What Is 15/39 as a Decimal + Solution With Free Steps
The fraction 15/39 as a decimal is equal to 0.384.
The fraction 15/39 is a repeating decimal fraction. A decimal in which to the right of the decimal, a particular digit or sequence of digits repeats itself indefinitely is called a repeating decimal.
Here, we are more interested in the division types that result in a Decimal value, as this can be expressed as a Fraction. We see fractions as a way of showing two numbers having the operation of Division between them that result in a value that lies between two Integers.
Now, we introduce the method used to solve said fraction to decimal conversion, called Long Division, which we will discuss in detail moving forward. So, let’s go through the Solution of fraction 15/39.
First, we convert the fraction components, i.e., the numerator and the denominator, and transform them into the division constituents, i.e., the Dividend and the Divisor, respectively.
This can be done as follows:
Dividend = 15
Divisor = 39
Now, we introduce the most important quantity in our division process: the Quotient. The value represents the Solution to our division and can be expressed as having the following relationship with the Division constituents:
Quotient = Dividend $\div$ Divisor = 15 $\div$ 39
This is when we go through the Long Division solution to our problem. The following figure shows the solution for fraction 15/39.
15/39 Long Division Method
We start solving a problem using the Long Division Method by first taking apart the division’s components and comparing them. As we have 15 and 39, we can see how 15 is Smaller than 39, and to solve this division, we require that 15 be Bigger than 39.
This is done by multiplying the dividend by 10 and checking whether it is bigger than the divisor or not.

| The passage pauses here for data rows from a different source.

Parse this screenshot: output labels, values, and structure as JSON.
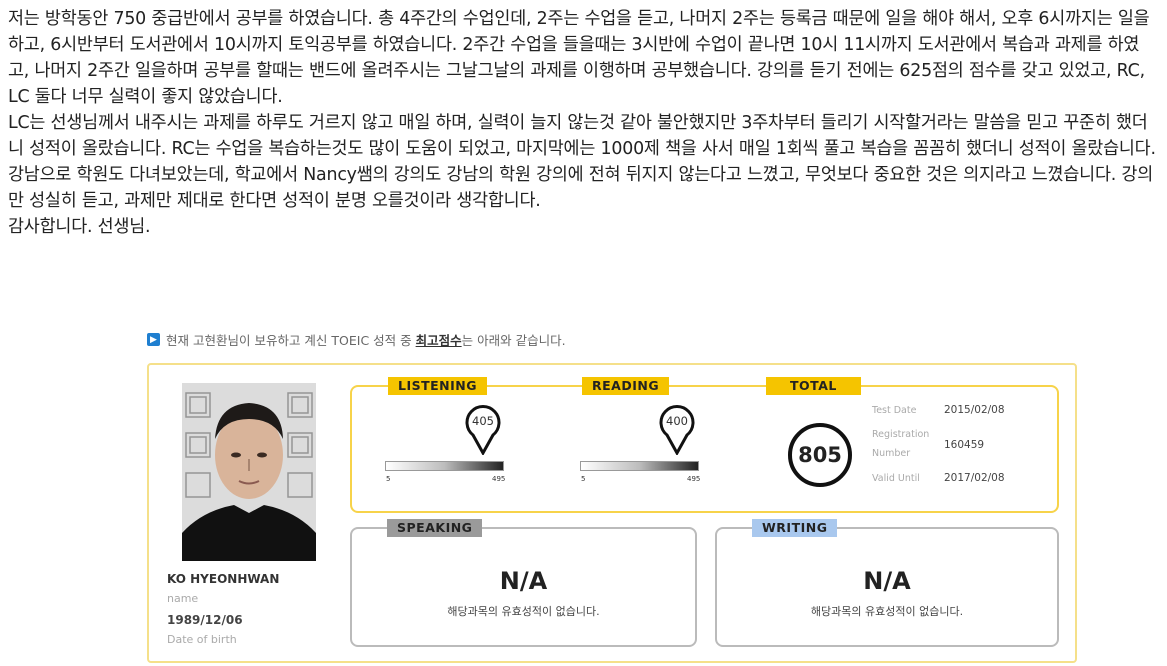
{
  "article": {
    "paragraph1": "저는 방학동안 750 중급반에서 공부를 하였습니다. 총 4주간의 수업인데, 2주는 수업을 듣고, 나머지 2주는 등록금 때문에 일을 해야 해서, 오후 6시까지는 일을 하고, 6시반부터 도서관에서 10시까지 토익공부를 하였습니다. 2주간 수업을 들을때는 3시반에 수업이 끝나면 10시 11시까지 도서관에서 복습과 과제를 하였고, 나머지 2주간 일을하며 공부를 할때는 밴드에 올려주시는 그날그날의 과제를 이행하며 공부했습니다. 강의를 듣기 전에는 625점의 점수를 갖고 있었고, RC, LC 둘다 너무 실력이 좋지 않았습니다.",
    "paragraph2": "LC는 선생님께서 내주시는 과제를 하루도 거르지 않고 매일 하며, 실력이 늘지 않는것 같아 불안했지만 3주차부터 들리기 시작할거라는 말씀을 믿고 꾸준히 했더니 성적이 올랐습니다. RC는 수업을 복습하는것도 많이 도움이 되었고, 마지막에는 1000제 책을 사서 매일 1회씩 풀고 복습을 꼼꼼히 했더니 성적이 올랐습니다. 강남으로 학원도 다녀보았는데, 학교에서 Nancy쌤의 강의도 강남의 학원 강의에 전혀 뒤지지 않는다고 느꼈고, 무엇보다 중요한 것은 의지라고 느꼈습니다. 강의만 성실히 듣고, 과제만 제대로 한다면 성적이 분명 오를것이라 생각합니다.",
    "paragraph3": "감사합니다. 선생님."
  },
  "notice": {
    "prefix": "현재 고현환님이 보유하고 계신 TOEIC 성적 중 ",
    "emphasis": "최고점수",
    "suffix": "는 아래와 같습니다."
  },
  "profile": {
    "name": "KO HYEONHWAN",
    "name_label": "name",
    "birth": "1989/12/06",
    "birth_label": "Date of birth"
  },
  "scores": {
    "listening_label": "LISTENING",
    "reading_label": "READING",
    "total_label": "TOTAL",
    "listening": "405",
    "reading": "400",
    "total": "805",
    "bar_min": "5",
    "bar_max": "495"
  },
  "meta": {
    "test_date_label": "Test Date",
    "test_date": "2015/02/08",
    "reg_label_1": "Registration",
    "reg_label_2": "Number",
    "reg_number": "160459",
    "valid_label": "Valid Until",
    "valid_until": "2017/02/08"
  },
  "speaking": {
    "label": "SPEAKING",
    "value": "N/A",
    "message": "해당과목의 유효성적이 없습니다."
  },
  "writing": {
    "label": "WRITING",
    "value": "N/A",
    "message": "해당과목의 유효성적이 없습니다."
  },
  "colors": {
    "accent": "#f5c400",
    "speaking_tag": "#9a9a9a",
    "writing_tag": "#a9c8ee"
  },
  "icons": {
    "notice": "arrow-right-icon",
    "score_marker": "map-pin-icon"
  }
}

If so, we calculate the Multiple of the divisor closest to the dividend and subtract it from the Dividend. This produces the Remainder, which we then use as the dividend later.
Now, we begin solving for our dividend 15, which after getting multiplied by 10 becomes 150.
We take this 150 and divide it by 39; this can be done as follows:
150 $\div$ 39 $\approx$ 3
39 x 3 = 117
This will lead to the generation of a Remainder equal to 150 – 117 = 33. Now this means we have to repeat the process by Converting the 33 into 330 and solving for that:
330 $\div$ 39 $\approx$ 8
39 x 8 = 312
This, therefore, produces another Remainder which is equal to 330 – 312 = 18. Now this means we have to repeat the process by Converting the 18 into 180 and solving for that:
180 $\div$ 39 $\approx$ 4
39 x 4 = 156
Finally, we have a Quotient generated after combining the three pieces of it as 0.384, with a Remainder equal to 24.
Images/mathematical drawings are created with GeoGebra.